Число ресторанов постоянно росло — вместе с увеличением городского населения, интенсивности деловой и общественной жизни, торговой и промышленной деятельности. В конце XIX века их было в столице около 60, в 1911 году — более 100, не считая тех, что устраивались на вокзалах, при клубах и гостиницах. Средние слои городского населения — мещане, чиновники, служащие, лица «свободных профессий» — стремились подражать «господам» в еде, манерах и одежде.
Ускорение ритма жизни в больших городах породило во второй половине XIX века «беглую» форму застолья: в ресторанах появились специальные буфетные комнаты — предтечи нынешних баров. Туда можно было зайти в любое время и по любому поводу: «Едет чижик в лодочке в адмиральском чине, / Не выпить ли водочки по этой причине?»; наскоро выпить пару рюмок водки с доступной по цене «закусочкой» («совершим опрокидон за здоровье наших жен!») — впервые появившимися бутербродами, кильками в масле, селедкой{29}.

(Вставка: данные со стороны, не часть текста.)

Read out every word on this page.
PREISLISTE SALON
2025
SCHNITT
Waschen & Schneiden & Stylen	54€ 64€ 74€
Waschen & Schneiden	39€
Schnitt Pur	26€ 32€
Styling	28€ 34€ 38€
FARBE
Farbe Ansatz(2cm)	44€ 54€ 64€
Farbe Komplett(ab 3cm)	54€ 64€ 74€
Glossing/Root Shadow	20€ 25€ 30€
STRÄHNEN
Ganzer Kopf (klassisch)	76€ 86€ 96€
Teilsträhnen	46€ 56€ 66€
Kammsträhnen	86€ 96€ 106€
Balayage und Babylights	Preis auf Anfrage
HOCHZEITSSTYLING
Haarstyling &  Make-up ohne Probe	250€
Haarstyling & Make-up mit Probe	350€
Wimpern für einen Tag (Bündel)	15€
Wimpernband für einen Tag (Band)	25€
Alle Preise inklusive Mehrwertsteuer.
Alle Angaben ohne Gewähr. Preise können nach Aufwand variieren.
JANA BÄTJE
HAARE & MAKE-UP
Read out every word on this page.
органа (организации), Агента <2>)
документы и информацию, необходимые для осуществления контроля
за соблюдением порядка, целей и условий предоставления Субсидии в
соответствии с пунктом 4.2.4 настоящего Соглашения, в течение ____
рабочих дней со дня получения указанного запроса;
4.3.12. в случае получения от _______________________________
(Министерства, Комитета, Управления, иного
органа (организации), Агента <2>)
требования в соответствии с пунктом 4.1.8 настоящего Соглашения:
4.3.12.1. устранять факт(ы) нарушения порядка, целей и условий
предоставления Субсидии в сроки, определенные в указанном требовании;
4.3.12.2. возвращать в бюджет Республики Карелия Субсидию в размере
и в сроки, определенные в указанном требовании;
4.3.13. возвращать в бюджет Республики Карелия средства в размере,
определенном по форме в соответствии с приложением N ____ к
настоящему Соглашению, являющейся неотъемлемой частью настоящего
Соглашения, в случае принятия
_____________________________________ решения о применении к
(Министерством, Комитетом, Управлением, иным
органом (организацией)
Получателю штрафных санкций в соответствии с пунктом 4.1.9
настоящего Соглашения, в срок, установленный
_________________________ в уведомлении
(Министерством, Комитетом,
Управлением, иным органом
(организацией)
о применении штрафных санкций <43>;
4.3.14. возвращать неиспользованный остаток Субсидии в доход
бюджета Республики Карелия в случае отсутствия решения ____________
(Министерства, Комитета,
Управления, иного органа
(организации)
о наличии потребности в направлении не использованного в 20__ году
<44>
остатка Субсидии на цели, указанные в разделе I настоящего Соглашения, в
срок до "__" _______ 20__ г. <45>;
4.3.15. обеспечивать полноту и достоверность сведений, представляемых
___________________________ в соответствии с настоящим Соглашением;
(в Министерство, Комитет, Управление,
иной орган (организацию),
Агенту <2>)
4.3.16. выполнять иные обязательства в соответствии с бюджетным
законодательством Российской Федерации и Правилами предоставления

Ресторан Федорова на Малой Садовой был популярен как раз из-за своей «стойки», где можно было, не раздеваясь, за 10 копеек выпить рюмку водки и закусить бутербродом с бужениной. Посетители сами набирали бутерброды, а затем расплачивались с буфетчиком, который не мог за всеми уследить, поскольку едва успевал наливать одновременно две рюмки. Иные голодные клиенты платили за один бутерброд, а съедали больше. Но в те времена публика была великодушна: подчас бедный студент, ставший спустя несколько лет состоятельным господином, присылал на имя Федорова деньги с благодарственным письмом.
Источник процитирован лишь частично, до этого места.